An official at an aircraft manufacturer, who declined to be identified, said Vistara has taken and continues to take presentations for both wide-body planes used for long-haul flights and smaller ones for shorter flights.
“But they haven’t decided yet and they are not even giving a sense of where they want to fly. For close-by destinations like Dubai, they already have A320. The question is what will they choose for long-haul operations,” said the official.
Vistara has become a more attractive career choice for pilots and cabin crew since the rules for airlines flying abroad were relaxed, a senior pilot with a low-cost airline said.
Technical staff see an opportunity to fly international if they work for Vistara, compared with only free tickets for local flying with domestic airlines. Pilots also hope to upgrade themselves from flying medium-haul to long-haul planes like Boeing’s 777 and 787, and Airbus’s A330, 350 and 380.
Free seats for employees and their families—based on flight occupancy—is an important perk built into the compensation of airline employees. It is one of the reasons many of them move to airlines in the Gulf with their vast international networks.
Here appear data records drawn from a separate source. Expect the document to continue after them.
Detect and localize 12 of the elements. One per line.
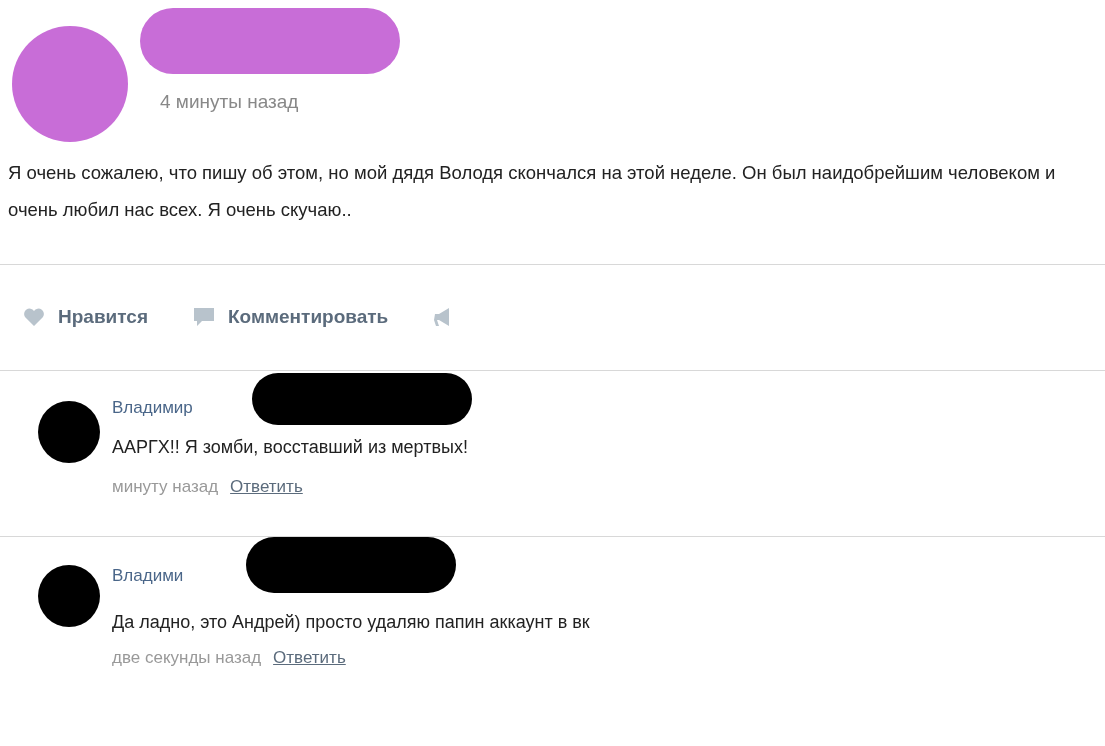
- comment-time: две секунды назад: [112, 646, 262, 669]
- author-name[interactable]: Владимир: [112, 394, 193, 420]
- post-text: Я очень сожалею, что пишу об этом, но мой дядя Володя скончался на этой неделе. Он был наидобрейшим человеком и очень любил нас всех. Я очень скучаю..: [7, 161, 1057, 222]
- post-time: 4 минуты назад: [160, 90, 299, 114]
- reply-link[interactable]: Ответить: [230, 473, 303, 499]
- action-button[interactable]: Комментировать: [191, 303, 389, 332]
- reply-link[interactable]: Ответить: [273, 644, 346, 670]
- comment-time: минуту назад: [112, 475, 219, 498]
- comment-text: Да ладно, это Андрей) просто удаляю папин аккаунт в вк: [112, 610, 590, 634]
- action-button[interactable]: Нравится: [22, 303, 148, 332]
- author-name[interactable]: Владими: [112, 562, 184, 588]
- comment-text: ААРГХ!! Я зомби, восставший из мертвых!: [112, 435, 468, 459]
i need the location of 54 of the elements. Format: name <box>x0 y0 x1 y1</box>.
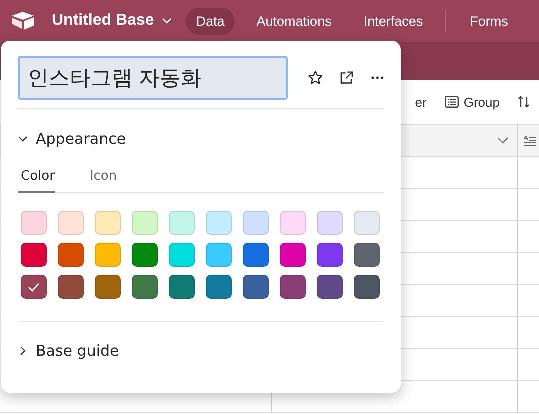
color-swatch[interactable] <box>58 211 84 235</box>
color-swatch[interactable] <box>95 275 121 299</box>
tab[interactable]: Icon <box>86 169 118 193</box>
color-swatch[interactable] <box>169 243 195 267</box>
color-swatch[interactable] <box>243 243 269 267</box>
color-swatch[interactable] <box>206 211 232 235</box>
color-swatch[interactable] <box>132 275 158 299</box>
color-swatch[interactable] <box>354 211 380 235</box>
base-name[interactable]: Untitled Base <box>52 12 154 30</box>
list-icon <box>444 96 459 108</box>
color-swatch[interactable] <box>21 211 47 235</box>
color-swatch[interactable] <box>354 275 380 299</box>
tab[interactable]: Color <box>18 169 55 193</box>
base-guide-toggle[interactable]: Base guide <box>18 342 120 360</box>
color-swatch[interactable] <box>206 275 232 299</box>
more-icon[interactable] <box>370 76 384 80</box>
color-swatch[interactable] <box>95 243 121 267</box>
text-field-icon <box>524 136 536 146</box>
group-button[interactable]: Group <box>444 94 500 110</box>
nav-tab[interactable]: Interfaces <box>354 8 434 34</box>
name-field[interactable]: 인스타그램 자동화 <box>18 56 288 100</box>
color-swatch[interactable] <box>243 275 269 299</box>
chevron-down-icon[interactable] <box>497 137 509 144</box>
color-swatch[interactable] <box>169 275 195 299</box>
nav-tab[interactable]: Data <box>186 8 235 34</box>
color-swatch[interactable] <box>206 243 232 267</box>
color-swatch[interactable] <box>95 211 121 235</box>
color-swatch[interactable] <box>317 211 343 235</box>
color-swatch[interactable] <box>132 243 158 267</box>
color-swatch[interactable] <box>280 275 306 299</box>
color-swatch[interactable] <box>132 211 158 235</box>
color-swatch[interactable] <box>317 275 343 299</box>
caret-icon[interactable] <box>162 18 172 24</box>
check-icon <box>28 282 40 292</box>
chevron-icon <box>18 134 28 144</box>
color-swatch[interactable] <box>317 243 343 267</box>
color-swatch[interactable] <box>21 275 47 299</box>
color-swatch[interactable] <box>243 211 269 235</box>
color-swatch[interactable] <box>21 243 47 267</box>
nav-tab[interactable]: Automations <box>246 8 342 34</box>
filter-button[interactable]: er <box>415 94 427 110</box>
color-swatch[interactable] <box>354 243 380 267</box>
color-swatch[interactable] <box>58 275 84 299</box>
color-swatch[interactable] <box>58 243 84 267</box>
appearance-toggle[interactable]: Appearance <box>18 130 126 148</box>
star-icon[interactable] <box>308 70 324 86</box>
color-swatch[interactable] <box>280 211 306 235</box>
nav-tab[interactable]: Forms <box>460 8 518 34</box>
color-swatch[interactable] <box>280 243 306 267</box>
sort-icon[interactable] <box>518 96 530 108</box>
color-swatch[interactable] <box>169 211 195 235</box>
chevron-icon <box>18 346 28 356</box>
box-logo-icon[interactable] <box>12 12 34 30</box>
external-link-icon[interactable] <box>340 71 354 85</box>
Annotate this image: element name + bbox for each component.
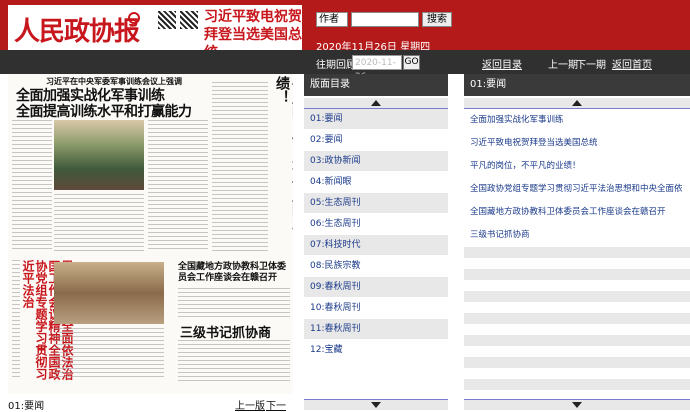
- archive-date-input[interactable]: 2020-11-26: [352, 55, 402, 82]
- header-bar: 人民政协报 习近平致电祝贺 拜登当选美国总统 作者 搜索 2020年11月26日…: [0, 0, 690, 61]
- empty-row: [464, 247, 690, 258]
- text-column: [54, 194, 144, 252]
- triangle-down-icon: [371, 402, 381, 408]
- search-field-select[interactable]: 作者: [316, 12, 348, 27]
- text-column: [178, 340, 290, 384]
- article-link[interactable]: 全国政协党组专题学习贯彻习近平法治思想和中央全面依: [464, 178, 690, 201]
- text-column: [12, 120, 52, 252]
- text-column: [12, 260, 20, 380]
- empty-row: [464, 269, 690, 280]
- scroll-down-arrow[interactable]: [464, 400, 690, 410]
- qr-code-icon: [180, 11, 198, 29]
- toc-title: 版面目录: [304, 74, 448, 96]
- text-column: [212, 82, 268, 252]
- next-issue-link[interactable]: 下一期: [576, 56, 606, 71]
- paper-article-title: 全国藏地方政协教科卫体委员会工作座谈会在赣召开: [178, 262, 287, 283]
- toc-item[interactable]: 07:科技时代: [304, 235, 448, 255]
- text-column: [178, 288, 290, 318]
- headline-line-1: 习近平致电祝贺: [204, 9, 302, 25]
- nav-bar: 往期回顾: 返回目录 上一期 下一期 返回首页: [0, 50, 690, 74]
- toc-item[interactable]: 09:春秋周刊: [304, 277, 448, 297]
- epaper-page: 人民政协报 习近平致电祝贺 拜登当选美国总统 作者 搜索 2020年11月26日…: [0, 0, 690, 412]
- toc-item[interactable]: 04:新闻眼: [304, 172, 448, 192]
- toc-item[interactable]: 01:要闻: [304, 109, 448, 129]
- scroll-down-arrow[interactable]: [304, 400, 448, 410]
- paper-article-title-2: 三级书记抓协商: [180, 326, 272, 341]
- logo: 人民政协报: [14, 17, 140, 47]
- article-list-panel: 01:要闻 全面加强实战化军事训练 习近平致电祝贺拜登当选美国总统 平凡的岗位，不平…: [464, 74, 690, 412]
- search-input[interactable]: [351, 12, 419, 27]
- toc-item[interactable]: 08:民族宗教: [304, 256, 448, 276]
- prev-issue-link[interactable]: 上一期: [548, 56, 578, 71]
- return-toc-link[interactable]: 返回目录: [482, 56, 522, 71]
- front-photo: [54, 120, 144, 190]
- qr-code-icon: [158, 11, 176, 29]
- newspaper-page-image[interactable]: 习近平在中央军委军事训练会议上强调 全面加强实战化军事训练 全面提高训练水平和打…: [8, 74, 293, 394]
- search-bar: 作者 搜索: [316, 12, 452, 27]
- meeting-photo: [54, 262, 164, 324]
- triangle-down-icon: [572, 402, 582, 408]
- article-link[interactable]: 平凡的岗位，不平凡的业绩！: [464, 155, 690, 178]
- toc-item[interactable]: 12:宝藏: [304, 340, 448, 360]
- text-column: [148, 120, 208, 252]
- empty-row: [464, 357, 690, 368]
- triangle-up-icon: [572, 100, 582, 106]
- return-home-link[interactable]: 返回首页: [612, 56, 652, 71]
- article-link[interactable]: 全国藏地方政协教科卫体委员会工作座谈会在赣召开: [464, 201, 690, 224]
- current-page-label: 01:要闻: [8, 401, 45, 412]
- empty-row: [464, 379, 690, 390]
- toc-item[interactable]: 06:生态周刊: [304, 214, 448, 234]
- toc-item[interactable]: 03:政协新闻: [304, 151, 448, 171]
- seal-icon: [128, 12, 140, 24]
- triangle-up-icon: [371, 100, 381, 106]
- paper-title-2: 全面提高训练水平和打赢能力: [16, 104, 192, 120]
- paper-vertical-title: 平凡的岗位，不平凡的业绩！: [274, 76, 293, 230]
- article-link[interactable]: 习近平致电祝贺拜登当选美国总统: [464, 132, 690, 155]
- text-column: [54, 328, 164, 380]
- page-toc-panel: 版面目录 01:要闻 02:要闻 03:政协新闻 04:新闻眼 05:生态周刊 06:生态…: [304, 74, 448, 412]
- prev-page-link[interactable]: 上一版: [235, 397, 265, 412]
- scroll-up-arrow[interactable]: [464, 98, 690, 108]
- toc-item[interactable]: 10:春秋周刊: [304, 298, 448, 318]
- empty-row: [464, 291, 690, 302]
- article-link[interactable]: 全面加强实战化军事训练: [464, 109, 690, 132]
- toc-item[interactable]: 11:春秋周刊: [304, 319, 448, 339]
- go-button[interactable]: GO: [403, 55, 420, 70]
- scroll-up-arrow[interactable]: [304, 98, 448, 108]
- toc-item[interactable]: 05:生态周刊: [304, 193, 448, 213]
- paper-footer: 01:要闻 上一版 下一版: [8, 394, 293, 412]
- toc-item[interactable]: 02:要闻: [304, 130, 448, 150]
- article-list-title: 01:要闻: [464, 74, 690, 96]
- next-page-link[interactable]: 下一版: [266, 397, 293, 412]
- empty-row: [464, 313, 690, 324]
- empty-row: [464, 335, 690, 346]
- search-button[interactable]: 搜索: [422, 12, 452, 27]
- article-link[interactable]: 三级书记抓协商: [464, 224, 690, 247]
- masthead[interactable]: 人民政协报 习近平致电祝贺 拜登当选美国总统: [8, 5, 302, 61]
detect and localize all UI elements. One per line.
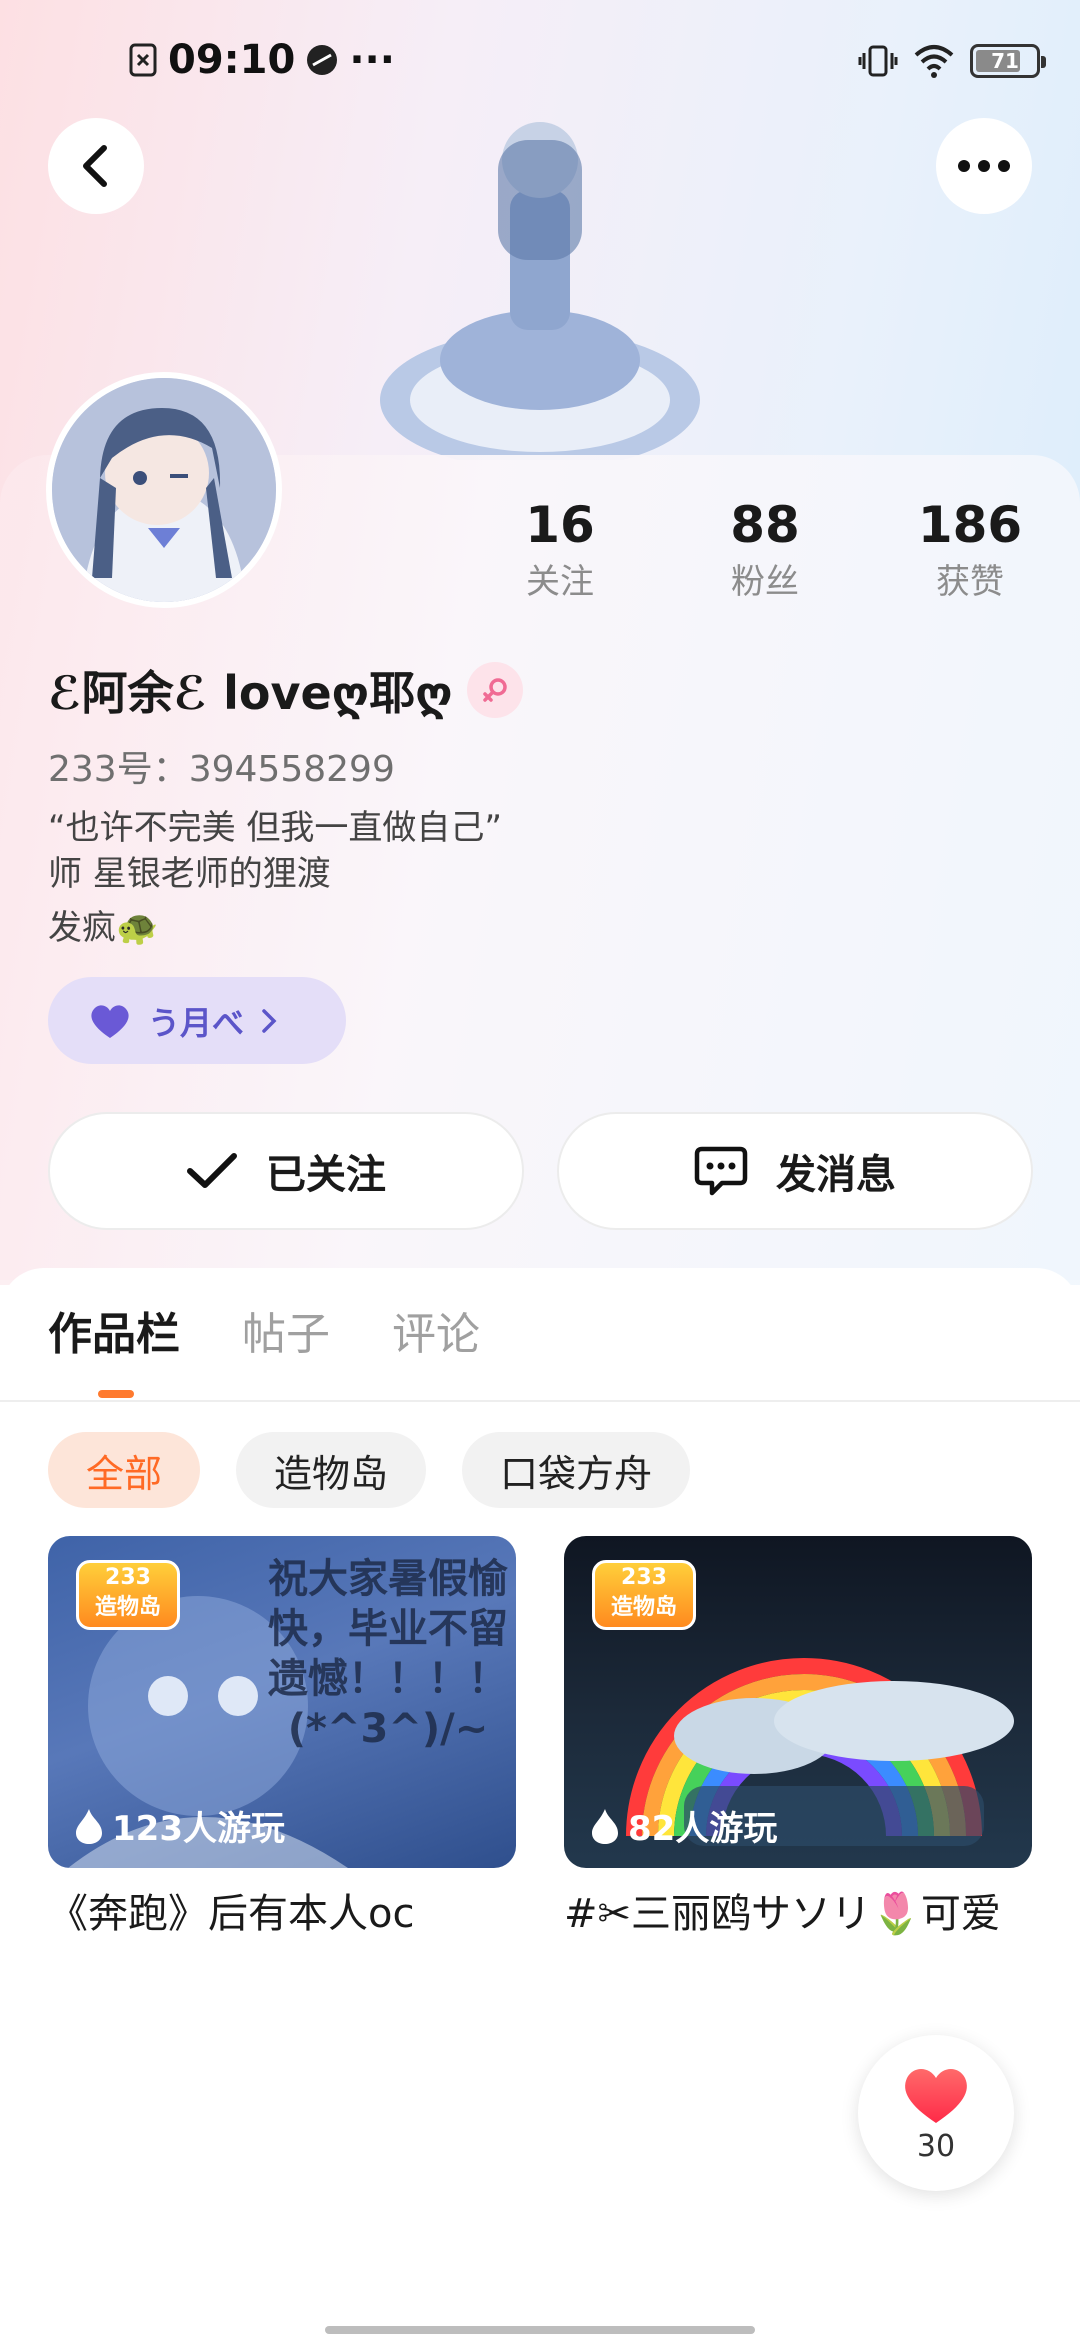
work-title[interactable]: 《奔跑》后有本人oc: [48, 1888, 516, 1940]
relationship-tag-button[interactable]: う月べ: [48, 977, 346, 1064]
vibrate-icon: [858, 45, 898, 77]
bio-line: 师 星银老师的狸渡: [48, 854, 331, 894]
home-indicator[interactable]: [325, 2326, 755, 2334]
logo-text: 造物岛: [610, 1595, 677, 1620]
battery-indicator: 71: [970, 44, 1046, 78]
like-button[interactable]: 30: [858, 2035, 1014, 2191]
tab-posts[interactable]: 帖子: [242, 1300, 330, 1380]
work-title[interactable]: #✂三丽鸥サソリ🌷可爱: [564, 1888, 1032, 1940]
chevron-left-icon: [83, 145, 107, 187]
chat-bubble-icon: [694, 1146, 748, 1196]
following-button[interactable]: 已关注: [48, 1112, 524, 1230]
stat-value: 88: [730, 496, 800, 554]
creation-island-logo: 233 造物岛: [76, 1560, 180, 1630]
following-label: 已关注: [266, 1152, 386, 1198]
work-card[interactable]: 祝大家暑假愉快，毕业不留遗憾！！！！(*^3^)/~ 233 造物岛 123人游…: [48, 1536, 516, 1940]
like-count: 30: [916, 2128, 956, 2164]
stat-label: 粉丝: [731, 562, 799, 602]
logo-number: 233: [105, 1565, 151, 1590]
filter-creation-island[interactable]: 造物岛: [236, 1432, 427, 1508]
filter-pocket-ark[interactable]: 口袋方舟: [462, 1432, 691, 1508]
filter-chips: 全部 造物岛 口袋方舟: [48, 1432, 691, 1508]
play-count-label: 123人游玩: [112, 1809, 285, 1849]
stat-value: 186: [917, 496, 1023, 554]
flame-icon: [76, 1808, 102, 1844]
stat-value: 16: [525, 496, 595, 554]
more-notifications: ···: [349, 37, 395, 83]
tab-works[interactable]: 作品栏: [48, 1300, 180, 1380]
profile-tabs: 作品栏 帖子 评论: [48, 1300, 480, 1380]
app-notification-icon: [307, 45, 338, 75]
divider: [0, 1400, 1080, 1402]
check-icon: [187, 1153, 237, 1188]
status-bar: 09:10 ··· 71: [0, 0, 1080, 120]
relationship-tag-label: う月べ: [148, 1003, 245, 1042]
work-thumbnail[interactable]: 233 造物岛 82人游玩: [564, 1536, 1032, 1868]
banner-character-image: [380, 122, 700, 460]
avatar[interactable]: [46, 372, 282, 608]
creation-island-logo: 233 造物岛: [592, 1560, 696, 1630]
stat-label: 获赞: [936, 562, 1004, 602]
more-dots-icon: [958, 160, 1010, 172]
name-row: ℰ阿余ℰ loveღ耶ღ: [48, 660, 523, 720]
wifi-icon: [914, 45, 954, 78]
logo-number: 233: [621, 1565, 667, 1590]
play-count-label: 82人游玩: [628, 1809, 778, 1849]
send-message-button[interactable]: 发消息: [557, 1112, 1033, 1230]
clock: 09:10: [168, 37, 296, 83]
heart-icon: [91, 1004, 129, 1038]
bio-text: “也许不完美 但我一直做自己” 师 星银老师的狸渡: [48, 805, 502, 897]
stat-following[interactable]: 16 关注: [480, 495, 640, 605]
nickname: ℰ阿余ℰ loveღ耶ღ: [48, 666, 453, 720]
thumbnail-overlay-text: 祝大家暑假愉快，毕业不留遗憾！！！！(*^3^)/~: [268, 1556, 508, 1752]
play-count: 123人游玩: [74, 1801, 285, 1850]
bio-line: 发疯🐢: [48, 908, 159, 948]
send-message-label: 发消息: [776, 1152, 896, 1198]
profile-stats: 16 关注 88 粉丝 186 获赞: [480, 495, 1040, 615]
chevron-right-icon: [262, 1008, 277, 1033]
flame-icon: [592, 1808, 618, 1844]
work-card[interactable]: 233 造物岛 82人游玩 #✂三丽鸥サソリ🌷可爱: [564, 1536, 1032, 1940]
logo-text: 造物岛: [94, 1595, 161, 1620]
play-count: 82人游玩: [590, 1801, 777, 1850]
stat-likes[interactable]: 186 获赞: [890, 495, 1050, 605]
stat-followers[interactable]: 88 粉丝: [685, 495, 845, 605]
avatar-image: [52, 378, 276, 602]
bio-line: “也许不完美 但我一直做自己”: [48, 808, 503, 848]
user-id: 233号：394558299: [48, 749, 395, 790]
active-tab-indicator: [98, 1390, 134, 1398]
filter-all[interactable]: 全部: [48, 1432, 201, 1508]
battery-level: 71: [991, 49, 1019, 73]
heart-icon: [905, 2068, 967, 2123]
female-gender-icon: [466, 662, 523, 718]
work-thumbnail[interactable]: 祝大家暑假愉快，毕业不留遗憾！！！！(*^3^)/~ 233 造物岛 123人游…: [48, 1536, 516, 1868]
stat-label: 关注: [526, 562, 594, 602]
sim-off-icon: [129, 43, 157, 77]
back-button[interactable]: [48, 118, 144, 214]
more-options-button[interactable]: [936, 118, 1032, 214]
tab-comments[interactable]: 评论: [392, 1300, 480, 1380]
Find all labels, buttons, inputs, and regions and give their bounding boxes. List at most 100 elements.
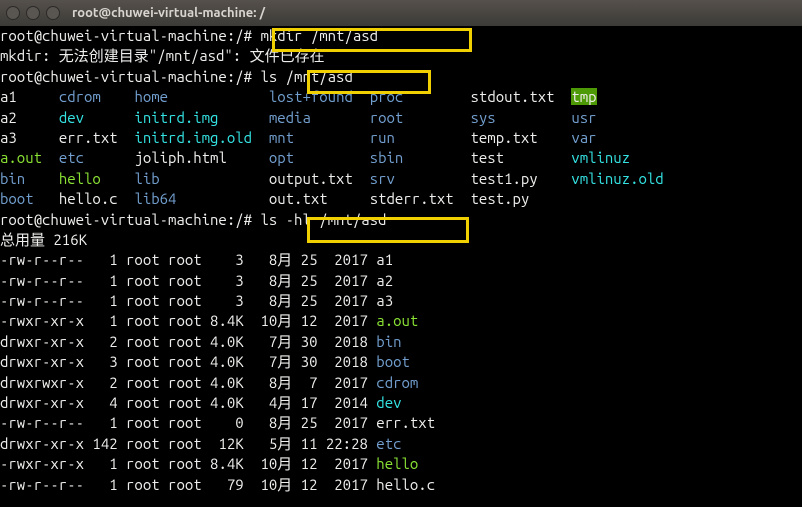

An official at the civil aviation ministry, speaking on condition of anonymity, said that established airlines are pressuring the government to increase the notice period for pilots from six months to one year. Officials from both established airlines (some of whom want the notice increased to one year) and new airlines (who want it to be retained at six months) have been meeting ministry officials to lobby their case, this official said.
The senior pilot cited earlier said that, like the 5/20 rule, the notice period too was a faulty regulation.
“Nowhere in the world does the regulator make it mandatory to give a six months’ notice period for pilots,” the ministry official said. “It should go away completely.”